I found a remote patch of grass on campus where I could sit alone and think. I had to figure out how to get control of this empathy, rein it in enough so I could give my patient, who had begun to feel like my friend, the support she needed, without losing myself. That is when I started the process—what has become a decades-long effort for me–of controlling my intense experience of a patient’s grief and fear, to turn it into a tool for healing. For my new friend the outcome was a good one and the cancer was removed. But that experience left me more aware of that danger, about the far edge of empathy, uncontrolled. How far could it go—the ability to feel what someone else is feeling, or was feeling—even through the written word, even through words written hundreds of years ago? Could it, for example, blur the boundaries not only between self and other, but between two times?
My experience of a physician’s empathy, and its dangers, led me to create my protagonist Beatrice. For Beatrice, a neurosurgeon who enjoys the great privilege of working inside patients’ brains with her hands, empathy—and its consequences—come unbidden, and unravel her orderly life.

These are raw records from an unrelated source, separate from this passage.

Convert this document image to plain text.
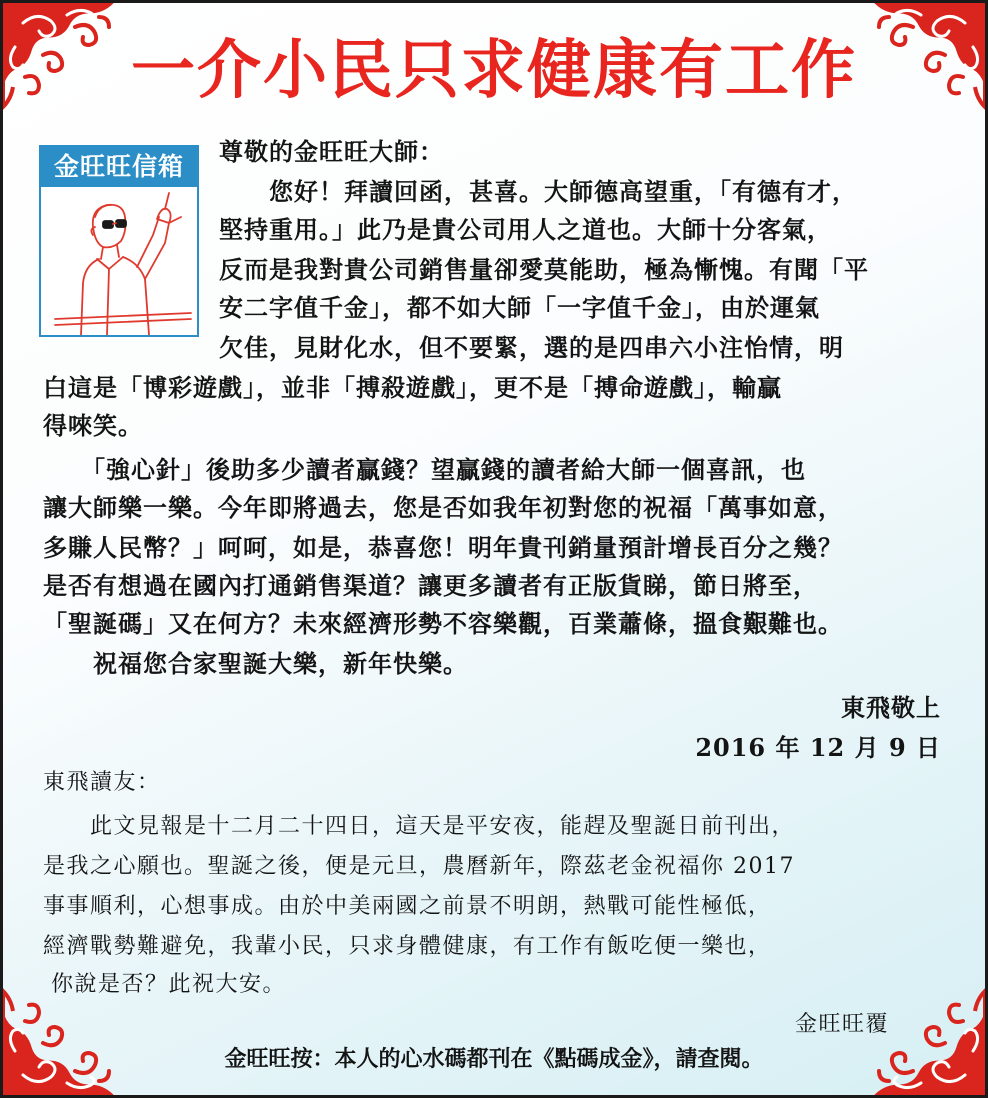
一介小民只求健康有工作
金旺旺信箱
尊敬的金旺旺大師：
　　您好！拜讀回函，甚喜。大師德高望重，「有德有才，
堅持重用。」此乃是貴公司用人之道也。大師十分客氣，
反而是我對貴公司銷售量卻愛莫能助，極為慚愧。有聞「平
安二字值千金」，都不如大師「一字值千金」，由於運氣
欠佳，見財化水，但不要緊，選的是四串六小注怡情，明
白這是「博彩遊戲」，並非「搏殺遊戲」，更不是「搏命遊戲」，輸贏
得唻笑。
　　「強心針」後助多少讀者贏錢？望贏錢的讀者給大師一個喜訊，也
讓大師樂一樂。今年即將過去，您是否如我年初對您的祝福「萬事如意，
多賺人民幣？」呵呵，如是，恭喜您！明年貴刊銷量預計增長百分之幾？
是否有想過在國內打通銷售渠道？讓更多讀者有正版貨睇，節日將至，
「聖誕碼」又在何方？未來經濟形勢不容樂觀，百業蕭條，搵食艱難也。
　　祝福您合家聖誕大樂，新年快樂。
東飛敬上
2016 年 12 月 9 日
東飛讀友：
　　此文見報是十二月二十四日，這天是平安夜，能趕及聖誕日前刊出，
是我之心願也。聖誕之後，便是元旦，農曆新年，際茲老金祝福你 2017
事事順利，心想事成。由於中美兩國之前景不明朗，熱戰可能性極低，
經濟戰勢難避免，我輩小民，只求身體健康，有工作有飯吃便一樂也，
你說是否？此祝大安。
金旺旺覆
金旺旺按：本人的心水碼都刊在《點碼成金》，請查閱。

Why did I set the book in Siena? I loved the place certainly, and could imagine spending years thinking and writing about it. But it was more than love. Siena is a small but remarkable city in northern Italy, a city that is simultaneously modern and medieval. It is a city where the past and present can, and do, coexist. And it became the perfect place for me to set this story of a woman who, at first against her will, and then by desire, loses her place in time.